Formally known as ‘estrangement’, experts’ definitions of the concept differ slightly, but the term is broadly used for situations in which someone cuts off all communication with one or more relatives, a situation that continues for the long-term, even if those they’ve sought to split from try to re-establish a connection.


“The declaration of ‘I am done’ with a family member is a powerful and distinct phenomenon,” explains Karl Andrew Pillemer, professor of human development at Cornell University, US. “It is different from family feuds, from high-conflict situations and from relationships that are emotionally distant but still include contact.”


The declaration of ‘I am done’ with a family member is a powerful and distinct phenomenon – Karl Andrew Pillemer


After realising there were few major studies of family estrangement, he carried out a nationwide survey for his 2020 book Fault Lines: Fractured Families and How to Mend Them.
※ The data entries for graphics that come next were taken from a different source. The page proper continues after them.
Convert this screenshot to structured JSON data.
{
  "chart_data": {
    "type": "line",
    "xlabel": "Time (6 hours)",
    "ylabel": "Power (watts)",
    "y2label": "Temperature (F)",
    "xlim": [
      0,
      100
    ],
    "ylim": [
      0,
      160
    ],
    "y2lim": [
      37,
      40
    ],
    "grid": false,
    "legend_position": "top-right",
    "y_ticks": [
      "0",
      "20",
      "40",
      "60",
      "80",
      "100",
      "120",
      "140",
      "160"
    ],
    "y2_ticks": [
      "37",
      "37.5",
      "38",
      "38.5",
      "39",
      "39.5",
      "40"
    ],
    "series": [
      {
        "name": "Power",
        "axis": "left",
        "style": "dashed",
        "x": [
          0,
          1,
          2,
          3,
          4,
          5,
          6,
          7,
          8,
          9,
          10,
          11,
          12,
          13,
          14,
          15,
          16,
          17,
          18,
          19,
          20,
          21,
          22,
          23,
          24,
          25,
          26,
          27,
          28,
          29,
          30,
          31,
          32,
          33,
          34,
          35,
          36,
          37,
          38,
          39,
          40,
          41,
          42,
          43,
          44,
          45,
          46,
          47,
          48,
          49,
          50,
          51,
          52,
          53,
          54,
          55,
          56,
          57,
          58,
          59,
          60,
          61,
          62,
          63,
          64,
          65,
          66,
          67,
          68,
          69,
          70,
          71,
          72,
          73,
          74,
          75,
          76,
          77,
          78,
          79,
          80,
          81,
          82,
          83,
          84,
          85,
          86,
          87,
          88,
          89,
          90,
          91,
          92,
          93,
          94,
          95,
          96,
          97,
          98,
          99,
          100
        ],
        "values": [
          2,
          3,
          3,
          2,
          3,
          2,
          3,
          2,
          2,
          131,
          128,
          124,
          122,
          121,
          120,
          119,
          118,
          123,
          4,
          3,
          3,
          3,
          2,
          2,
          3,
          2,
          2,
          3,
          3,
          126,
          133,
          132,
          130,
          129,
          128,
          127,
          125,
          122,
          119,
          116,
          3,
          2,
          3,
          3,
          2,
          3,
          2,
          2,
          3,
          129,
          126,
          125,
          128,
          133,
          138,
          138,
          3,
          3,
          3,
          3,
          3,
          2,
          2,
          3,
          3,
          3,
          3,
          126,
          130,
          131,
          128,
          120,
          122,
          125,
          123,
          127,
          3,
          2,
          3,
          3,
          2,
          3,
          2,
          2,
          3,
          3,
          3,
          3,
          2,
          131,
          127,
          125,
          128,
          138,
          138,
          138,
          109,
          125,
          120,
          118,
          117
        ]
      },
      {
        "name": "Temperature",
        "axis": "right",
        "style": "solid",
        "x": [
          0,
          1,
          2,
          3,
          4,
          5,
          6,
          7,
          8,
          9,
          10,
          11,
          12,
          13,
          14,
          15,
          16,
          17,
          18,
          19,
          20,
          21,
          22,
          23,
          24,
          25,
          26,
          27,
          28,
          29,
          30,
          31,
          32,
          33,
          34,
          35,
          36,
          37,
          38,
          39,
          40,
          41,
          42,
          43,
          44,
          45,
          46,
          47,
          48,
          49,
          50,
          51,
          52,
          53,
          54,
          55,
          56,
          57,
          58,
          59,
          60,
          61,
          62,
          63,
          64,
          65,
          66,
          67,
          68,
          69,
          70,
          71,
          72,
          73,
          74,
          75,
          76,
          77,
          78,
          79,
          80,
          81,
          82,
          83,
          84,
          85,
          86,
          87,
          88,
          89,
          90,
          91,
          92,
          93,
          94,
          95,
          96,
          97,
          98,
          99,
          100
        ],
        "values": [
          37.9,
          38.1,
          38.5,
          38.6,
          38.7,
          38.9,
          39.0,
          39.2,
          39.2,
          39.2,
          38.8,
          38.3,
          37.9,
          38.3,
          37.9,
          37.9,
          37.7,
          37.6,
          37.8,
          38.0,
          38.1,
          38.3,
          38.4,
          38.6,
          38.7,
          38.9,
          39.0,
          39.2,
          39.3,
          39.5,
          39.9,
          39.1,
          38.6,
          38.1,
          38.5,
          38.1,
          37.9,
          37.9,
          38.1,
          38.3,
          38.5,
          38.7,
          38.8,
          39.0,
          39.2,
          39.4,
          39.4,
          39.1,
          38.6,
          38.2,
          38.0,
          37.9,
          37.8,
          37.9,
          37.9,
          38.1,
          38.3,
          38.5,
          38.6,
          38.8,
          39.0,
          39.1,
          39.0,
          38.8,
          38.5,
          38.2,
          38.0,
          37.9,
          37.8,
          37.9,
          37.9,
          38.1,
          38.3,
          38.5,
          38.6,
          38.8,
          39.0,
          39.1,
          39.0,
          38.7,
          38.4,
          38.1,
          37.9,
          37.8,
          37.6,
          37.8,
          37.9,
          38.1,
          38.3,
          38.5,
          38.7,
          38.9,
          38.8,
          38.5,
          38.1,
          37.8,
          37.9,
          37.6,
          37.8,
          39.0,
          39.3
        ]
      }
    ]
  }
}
The survey showed more than one in four Americans reported being estranged from another relative. Similar research for British estrangement charity Stand Alone suggests the phenomenon affects one in five families in the UK, while academic researchers and therapists in Australia and Canada also say they’re witnessing a “silent epidemic” of family break-ups.


On social media, there’s been a boom in online support groups for adult children who’ve chosen to be estranged, including one Scott is involved in, which has thousands of members. “Our numbers in the group have been rising steadily,” he says. “I think it’s becoming more and more common.” 


The fact that estrangement between parents and their adult children seems to be on the rise – or at least is increasingly discussed – seems to be down to a complex web of cultural and psychological factors. And the trend raises plenty of questions about its impact on both individuals and society.


Past experiences and present values

Although research is limited, most break-ups between a parent and a grown-up child tend to be initiated by the child, says Joshua Coleman, psychologist and author of The Rules of Estrangement: Why Adult Children Cut Ties and How to Heal the Conflict. One of the most common reasons for this is past or present abuse by the parent, whether emotional, verbal, physical or sexual. Divorce is another frequent influence, with consequences ranging from the adult child “taking sides”, to new people coming into the family such as stepsiblings or stepparents, which can fuel divisions over both “financial and emotional resources”. 


Clashes in values – as experienced by Scott and his parents – are also increasingly thought to play a role. A study published in October by Coleman and the University of Wisconsin, US, showed value-based disagreements were mentioned by more than one in three mothers of estranged children. Pillemer’s recent research has also highlighted value differences as a “major factor” in estrangements, with conflicts resulting from “issues such as same preference, religious differences, or adopting alternative lifestyles”.